Graphisme

ENTRETIEN

M/M, graphistes : « La typographie est le plus petit container d’idéologie »

Par Christian Simenc · Le Journal des Arts

Le 7 novembre 2020 - 2010 mots

PARIS

Fondé en 1992 par Michael Amzalag (52 ans) et Mathias Augustyniak (53 ans), le duo M/M (Paris) est devenu, en moins de trente ans, l’un des studios de graphisme les plus réputés de la planète, œuvrant pour la mode (Yamamoto, Prada, Loewe…), la musique (Björk, Benjamin Biolay, Lou Doillon…), l’art contemporain (Sarah Morris, François Curlet, Philippe Parreno, Dakis Joannou…), la photographie (Inez van Lamsweerde & Vinoodh Matadin…), le théâtre (Éric Vigner, Arthur Nauzyciel…) ou la presse (Vogue, Interview…).

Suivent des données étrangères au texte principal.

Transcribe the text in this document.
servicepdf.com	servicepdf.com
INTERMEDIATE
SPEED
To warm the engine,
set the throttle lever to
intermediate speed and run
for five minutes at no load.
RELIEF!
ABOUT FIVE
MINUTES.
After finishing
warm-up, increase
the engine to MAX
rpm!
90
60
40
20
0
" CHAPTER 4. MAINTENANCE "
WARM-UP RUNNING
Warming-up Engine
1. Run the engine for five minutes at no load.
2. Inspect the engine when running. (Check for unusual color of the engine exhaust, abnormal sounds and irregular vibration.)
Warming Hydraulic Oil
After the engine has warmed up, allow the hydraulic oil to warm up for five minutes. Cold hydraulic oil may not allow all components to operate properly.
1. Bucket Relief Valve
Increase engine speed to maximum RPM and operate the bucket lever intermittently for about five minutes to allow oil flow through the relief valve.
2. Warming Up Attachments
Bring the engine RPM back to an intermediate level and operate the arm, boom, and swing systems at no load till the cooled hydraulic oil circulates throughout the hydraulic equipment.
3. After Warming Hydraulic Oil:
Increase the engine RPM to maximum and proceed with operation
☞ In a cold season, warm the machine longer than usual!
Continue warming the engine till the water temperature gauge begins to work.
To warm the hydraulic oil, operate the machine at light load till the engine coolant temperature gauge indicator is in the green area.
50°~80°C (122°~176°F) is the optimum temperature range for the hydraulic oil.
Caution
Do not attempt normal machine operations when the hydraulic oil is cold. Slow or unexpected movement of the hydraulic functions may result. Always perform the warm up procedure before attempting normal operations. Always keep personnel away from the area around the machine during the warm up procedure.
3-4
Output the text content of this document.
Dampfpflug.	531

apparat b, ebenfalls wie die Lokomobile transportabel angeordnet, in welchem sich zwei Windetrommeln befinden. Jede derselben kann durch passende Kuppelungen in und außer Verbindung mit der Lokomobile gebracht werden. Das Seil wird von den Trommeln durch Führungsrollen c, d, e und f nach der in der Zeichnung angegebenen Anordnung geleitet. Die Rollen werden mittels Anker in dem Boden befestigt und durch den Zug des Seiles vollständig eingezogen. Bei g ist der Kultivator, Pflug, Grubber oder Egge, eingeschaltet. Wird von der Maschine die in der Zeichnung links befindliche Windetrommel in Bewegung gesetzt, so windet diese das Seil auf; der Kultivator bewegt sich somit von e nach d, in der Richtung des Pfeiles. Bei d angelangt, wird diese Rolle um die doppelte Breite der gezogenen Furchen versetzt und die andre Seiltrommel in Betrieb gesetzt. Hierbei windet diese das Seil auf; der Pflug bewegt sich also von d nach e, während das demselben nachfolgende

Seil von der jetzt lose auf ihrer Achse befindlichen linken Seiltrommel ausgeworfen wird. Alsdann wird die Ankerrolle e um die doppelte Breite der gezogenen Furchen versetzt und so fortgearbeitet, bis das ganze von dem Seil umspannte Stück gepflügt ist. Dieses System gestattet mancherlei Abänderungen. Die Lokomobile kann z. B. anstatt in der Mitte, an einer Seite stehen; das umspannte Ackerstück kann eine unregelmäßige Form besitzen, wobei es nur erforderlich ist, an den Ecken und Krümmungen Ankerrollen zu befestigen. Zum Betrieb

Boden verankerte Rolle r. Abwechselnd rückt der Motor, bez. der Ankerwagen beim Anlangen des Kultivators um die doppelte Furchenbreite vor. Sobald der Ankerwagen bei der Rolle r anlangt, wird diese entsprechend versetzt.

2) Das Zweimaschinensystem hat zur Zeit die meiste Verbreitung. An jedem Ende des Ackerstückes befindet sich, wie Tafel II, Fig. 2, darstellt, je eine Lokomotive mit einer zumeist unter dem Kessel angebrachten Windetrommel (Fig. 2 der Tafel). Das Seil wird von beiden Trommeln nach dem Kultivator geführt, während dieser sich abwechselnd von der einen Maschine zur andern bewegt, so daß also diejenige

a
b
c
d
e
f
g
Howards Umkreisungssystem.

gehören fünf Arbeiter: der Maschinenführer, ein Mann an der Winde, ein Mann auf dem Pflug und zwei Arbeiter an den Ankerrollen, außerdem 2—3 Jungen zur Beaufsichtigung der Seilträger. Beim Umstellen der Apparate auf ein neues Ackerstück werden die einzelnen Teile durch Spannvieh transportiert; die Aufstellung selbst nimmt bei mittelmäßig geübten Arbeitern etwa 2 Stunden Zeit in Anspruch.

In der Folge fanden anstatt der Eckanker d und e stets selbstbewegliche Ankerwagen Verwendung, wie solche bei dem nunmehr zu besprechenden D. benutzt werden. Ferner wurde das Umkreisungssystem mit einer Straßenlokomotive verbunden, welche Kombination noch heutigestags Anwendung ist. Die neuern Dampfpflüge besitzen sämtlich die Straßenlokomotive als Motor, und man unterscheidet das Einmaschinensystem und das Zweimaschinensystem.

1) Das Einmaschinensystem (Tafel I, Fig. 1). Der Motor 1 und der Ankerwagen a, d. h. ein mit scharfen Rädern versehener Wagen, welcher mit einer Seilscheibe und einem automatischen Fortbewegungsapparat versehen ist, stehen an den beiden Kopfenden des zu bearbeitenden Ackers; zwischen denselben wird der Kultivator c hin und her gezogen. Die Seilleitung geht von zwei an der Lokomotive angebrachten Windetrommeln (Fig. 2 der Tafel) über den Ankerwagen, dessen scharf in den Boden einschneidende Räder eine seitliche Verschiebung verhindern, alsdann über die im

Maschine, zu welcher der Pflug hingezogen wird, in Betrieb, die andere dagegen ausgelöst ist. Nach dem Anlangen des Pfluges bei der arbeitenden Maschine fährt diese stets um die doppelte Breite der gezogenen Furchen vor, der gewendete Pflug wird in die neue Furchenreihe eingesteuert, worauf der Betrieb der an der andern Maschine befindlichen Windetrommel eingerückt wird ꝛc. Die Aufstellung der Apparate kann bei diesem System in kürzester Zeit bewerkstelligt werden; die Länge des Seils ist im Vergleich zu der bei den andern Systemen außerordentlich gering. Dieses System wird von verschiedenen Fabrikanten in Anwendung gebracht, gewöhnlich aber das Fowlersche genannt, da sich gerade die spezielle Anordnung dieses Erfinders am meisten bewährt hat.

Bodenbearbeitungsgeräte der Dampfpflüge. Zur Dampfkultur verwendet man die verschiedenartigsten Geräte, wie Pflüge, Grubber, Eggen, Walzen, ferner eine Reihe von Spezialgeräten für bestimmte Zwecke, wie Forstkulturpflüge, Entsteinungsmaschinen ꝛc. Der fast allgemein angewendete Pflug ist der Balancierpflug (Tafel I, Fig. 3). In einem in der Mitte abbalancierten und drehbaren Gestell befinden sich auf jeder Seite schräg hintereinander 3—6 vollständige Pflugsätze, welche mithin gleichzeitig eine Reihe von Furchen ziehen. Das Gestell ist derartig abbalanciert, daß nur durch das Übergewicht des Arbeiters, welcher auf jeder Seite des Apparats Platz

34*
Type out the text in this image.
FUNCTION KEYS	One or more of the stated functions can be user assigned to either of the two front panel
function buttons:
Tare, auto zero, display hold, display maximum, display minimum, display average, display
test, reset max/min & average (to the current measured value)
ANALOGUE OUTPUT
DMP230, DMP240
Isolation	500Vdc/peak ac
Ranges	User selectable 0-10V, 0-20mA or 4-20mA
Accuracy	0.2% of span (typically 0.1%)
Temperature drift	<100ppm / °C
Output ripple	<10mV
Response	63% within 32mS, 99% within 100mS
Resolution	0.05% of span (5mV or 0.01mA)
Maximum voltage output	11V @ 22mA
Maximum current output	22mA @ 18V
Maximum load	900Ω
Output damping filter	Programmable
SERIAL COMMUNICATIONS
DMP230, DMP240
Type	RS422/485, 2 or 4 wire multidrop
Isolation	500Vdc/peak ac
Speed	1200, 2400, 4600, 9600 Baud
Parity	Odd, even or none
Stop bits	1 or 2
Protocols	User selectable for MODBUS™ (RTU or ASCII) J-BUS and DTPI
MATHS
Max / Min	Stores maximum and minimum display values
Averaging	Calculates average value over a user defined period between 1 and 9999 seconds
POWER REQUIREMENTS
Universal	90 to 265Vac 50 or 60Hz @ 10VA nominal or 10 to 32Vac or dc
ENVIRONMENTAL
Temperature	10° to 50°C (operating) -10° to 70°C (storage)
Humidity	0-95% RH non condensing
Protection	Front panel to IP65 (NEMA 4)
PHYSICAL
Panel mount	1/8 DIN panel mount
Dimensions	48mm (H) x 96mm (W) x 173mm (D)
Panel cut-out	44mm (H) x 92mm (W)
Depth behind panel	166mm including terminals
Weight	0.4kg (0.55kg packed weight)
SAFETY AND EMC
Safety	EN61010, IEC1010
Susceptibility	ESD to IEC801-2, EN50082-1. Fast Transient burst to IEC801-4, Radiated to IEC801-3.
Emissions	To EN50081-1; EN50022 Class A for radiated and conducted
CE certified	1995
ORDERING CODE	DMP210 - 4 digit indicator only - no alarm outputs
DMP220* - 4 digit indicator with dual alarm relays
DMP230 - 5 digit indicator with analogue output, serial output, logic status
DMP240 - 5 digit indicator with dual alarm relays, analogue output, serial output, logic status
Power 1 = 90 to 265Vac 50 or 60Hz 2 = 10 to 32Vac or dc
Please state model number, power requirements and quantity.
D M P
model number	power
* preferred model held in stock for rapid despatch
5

Michel Amzalag et Mathias Augustyniak forment le duo M/M. © Charles Duprat
Michel Amzalag et Mathias Augustyniak forment le duo M/M.
© Charles Duprat

Rencontre à l’occasion de la parution, en octobre, du deuxième tome de leur monographie M to M of M/M (Paris), aux éditions Thames & Hudson, et d’une double exposition intitulée « D’un M/Musée à l’autre », déployée aux Musées des arts décoratifs et d’Orsay, à Paris, jusqu’au 10 janvier 2021.

Comment s’est passé le confinement dû à la pandémie ?

Mathias : Nous sommes restés à Paris et, plutôt que de tout arrêter, nous avons préféré continuer à projeter et à rêver, ce qui a rassuré les gens avec lesquels on travaillait. Nous avons, entre autres, conçu une campagne publicitaire pour les Galeries Lafayette.

Michael : On avait un rapport aux choses très ordinaire, très terre-à-terre. En réalité, cela coïncidait avec notre postulat : on ne peut travailler que si l’on est parfaitement ancrés au réel. Le paradoxe est que nous nous sommes aperçus que nous avions finalement beaucoup moins de difficulté à créer que dans une période où tout va bien.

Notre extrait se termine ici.